As the words left the Rector’s lips, the heavy bell boomed out again, giving notice to Prior’s Ash that the last rites were over: that the world had closed for ever on Thomas Godolphin.

“Oh, George! can’t you stay with me?”

The words broke from Maria with a wail of anguish as she rose to bid her husband good-bye. He was hastening away to catch the evening train. It seemed that she had not liked to prefer the request before, had put it off to the last moment. In point of fact, she had seen very little of George all day. After the funeral he had returned in the coach with Lord Averil to Ashlydyat, and only came home late in the afternoon.

Lord and Lady Averil, recalled so suddenly from their wedding tour, had reached Ashlydyat the previous night, and would not leave it again. Janet was to depart from it in a few days; Bessy would be on the morrow with Lady Godolphin.

George would not believe that his wife was in any sort of danger. He had been to Mr. Snow, begged him to take all possible care of her, and asked whether there were really any grounds for alarm. Mr. Snow answered him that he could not say for certain: she was, no doubt, very weak and poorly, but he saw no reason why she should not get out of it; and as for himself, he was taking of her all the care he could take. The reply satisfied George, and he became full of the projects and details of his departure, entering into them so warmly with her that Maria caught the spirit of enterprise, and was beguiled into a belief that she might yet go also.

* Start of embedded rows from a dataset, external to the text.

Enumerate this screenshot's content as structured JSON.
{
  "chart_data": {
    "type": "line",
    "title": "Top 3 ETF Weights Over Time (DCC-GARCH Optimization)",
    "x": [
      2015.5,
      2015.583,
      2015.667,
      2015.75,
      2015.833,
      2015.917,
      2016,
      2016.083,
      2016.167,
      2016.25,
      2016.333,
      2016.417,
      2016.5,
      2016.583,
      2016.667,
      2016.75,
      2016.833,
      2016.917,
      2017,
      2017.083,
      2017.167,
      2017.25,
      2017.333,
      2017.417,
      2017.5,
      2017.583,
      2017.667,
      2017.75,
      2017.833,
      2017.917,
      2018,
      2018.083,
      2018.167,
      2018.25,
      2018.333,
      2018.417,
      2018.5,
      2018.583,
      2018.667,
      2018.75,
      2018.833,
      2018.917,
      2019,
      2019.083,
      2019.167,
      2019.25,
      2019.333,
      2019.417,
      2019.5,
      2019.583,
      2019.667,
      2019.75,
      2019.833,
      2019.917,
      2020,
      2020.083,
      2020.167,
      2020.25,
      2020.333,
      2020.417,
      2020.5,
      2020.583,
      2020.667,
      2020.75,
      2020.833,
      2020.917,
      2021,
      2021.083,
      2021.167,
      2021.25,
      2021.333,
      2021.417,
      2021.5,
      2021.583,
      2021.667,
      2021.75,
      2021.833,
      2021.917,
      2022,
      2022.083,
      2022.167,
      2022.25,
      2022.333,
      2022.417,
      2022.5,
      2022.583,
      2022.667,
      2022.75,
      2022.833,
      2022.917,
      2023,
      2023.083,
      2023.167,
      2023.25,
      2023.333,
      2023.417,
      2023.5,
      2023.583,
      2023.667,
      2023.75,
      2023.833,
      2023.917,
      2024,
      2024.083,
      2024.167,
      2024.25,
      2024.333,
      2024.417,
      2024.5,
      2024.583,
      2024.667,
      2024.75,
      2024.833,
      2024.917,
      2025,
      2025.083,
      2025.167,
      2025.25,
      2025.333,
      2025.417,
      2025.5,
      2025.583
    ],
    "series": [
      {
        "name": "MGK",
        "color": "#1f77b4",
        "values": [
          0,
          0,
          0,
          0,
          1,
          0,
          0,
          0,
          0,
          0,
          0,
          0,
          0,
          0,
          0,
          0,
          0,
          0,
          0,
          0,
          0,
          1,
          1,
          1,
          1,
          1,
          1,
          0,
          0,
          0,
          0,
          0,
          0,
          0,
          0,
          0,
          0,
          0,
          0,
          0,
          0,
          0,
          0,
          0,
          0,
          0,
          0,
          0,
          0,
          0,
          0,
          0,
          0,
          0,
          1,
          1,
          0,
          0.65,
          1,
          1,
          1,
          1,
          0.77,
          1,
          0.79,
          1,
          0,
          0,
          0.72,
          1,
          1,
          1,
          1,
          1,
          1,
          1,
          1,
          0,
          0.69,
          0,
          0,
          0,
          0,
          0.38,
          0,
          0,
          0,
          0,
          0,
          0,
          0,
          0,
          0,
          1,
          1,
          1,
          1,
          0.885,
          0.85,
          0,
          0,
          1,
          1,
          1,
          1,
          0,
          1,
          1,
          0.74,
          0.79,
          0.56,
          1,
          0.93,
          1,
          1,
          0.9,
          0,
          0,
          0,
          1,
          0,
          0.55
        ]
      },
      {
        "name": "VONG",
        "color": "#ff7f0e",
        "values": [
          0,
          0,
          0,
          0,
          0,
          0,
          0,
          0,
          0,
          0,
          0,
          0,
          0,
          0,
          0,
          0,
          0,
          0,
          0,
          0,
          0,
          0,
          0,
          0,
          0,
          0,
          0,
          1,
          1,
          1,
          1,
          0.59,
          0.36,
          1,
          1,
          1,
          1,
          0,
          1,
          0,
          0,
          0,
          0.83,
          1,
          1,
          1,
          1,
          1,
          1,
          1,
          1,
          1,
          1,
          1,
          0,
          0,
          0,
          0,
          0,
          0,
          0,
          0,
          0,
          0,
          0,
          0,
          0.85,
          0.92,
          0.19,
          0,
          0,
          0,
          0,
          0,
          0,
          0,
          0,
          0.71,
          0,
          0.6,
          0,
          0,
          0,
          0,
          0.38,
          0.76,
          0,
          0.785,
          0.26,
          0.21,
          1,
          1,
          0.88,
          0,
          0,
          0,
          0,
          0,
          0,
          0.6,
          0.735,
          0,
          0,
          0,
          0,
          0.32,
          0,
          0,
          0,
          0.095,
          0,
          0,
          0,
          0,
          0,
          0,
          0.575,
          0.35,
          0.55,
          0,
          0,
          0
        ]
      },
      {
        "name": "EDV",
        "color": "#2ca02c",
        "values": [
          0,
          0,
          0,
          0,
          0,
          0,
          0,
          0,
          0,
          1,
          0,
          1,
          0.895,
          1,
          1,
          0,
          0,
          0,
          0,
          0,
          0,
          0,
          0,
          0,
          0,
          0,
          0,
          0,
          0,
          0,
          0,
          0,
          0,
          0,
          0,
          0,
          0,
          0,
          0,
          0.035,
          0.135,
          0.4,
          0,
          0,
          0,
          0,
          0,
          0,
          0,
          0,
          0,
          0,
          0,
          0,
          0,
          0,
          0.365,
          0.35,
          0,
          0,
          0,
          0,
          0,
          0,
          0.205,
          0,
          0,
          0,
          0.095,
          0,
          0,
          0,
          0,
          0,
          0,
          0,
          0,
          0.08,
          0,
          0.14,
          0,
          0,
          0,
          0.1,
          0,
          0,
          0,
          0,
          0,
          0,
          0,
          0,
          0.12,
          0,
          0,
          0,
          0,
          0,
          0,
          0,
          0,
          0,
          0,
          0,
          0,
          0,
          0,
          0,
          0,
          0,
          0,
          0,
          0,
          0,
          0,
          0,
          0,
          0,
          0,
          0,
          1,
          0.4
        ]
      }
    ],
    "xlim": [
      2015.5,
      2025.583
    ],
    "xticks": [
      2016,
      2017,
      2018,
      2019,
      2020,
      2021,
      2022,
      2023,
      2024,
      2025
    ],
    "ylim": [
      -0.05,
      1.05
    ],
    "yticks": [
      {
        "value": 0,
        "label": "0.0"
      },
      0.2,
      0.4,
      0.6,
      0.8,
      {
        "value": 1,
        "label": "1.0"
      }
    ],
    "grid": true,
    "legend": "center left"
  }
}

He had come home from the funeral bearing a parcel wrapped in paper for Meta. It had been found amidst Thomas Godolphin’s things, directed to the child. George lifted Meta on to his knee—very grave, very subdued was his face to-day—and opened it. It proved to be a Bible, and on the fly-leaf in his own hand was written, “Uncle Thomas’s last and best gift to Meta,” and it was dated the day he died. Lower down were the words, “My ways are ways of pleasantness, and all my paths are peace.”

And the evening had gone on, and it grew time for George to leave. It was as he bent to kiss his wife that she had burst out with that wailing cry. “Oh, George! can’t you stay with me?”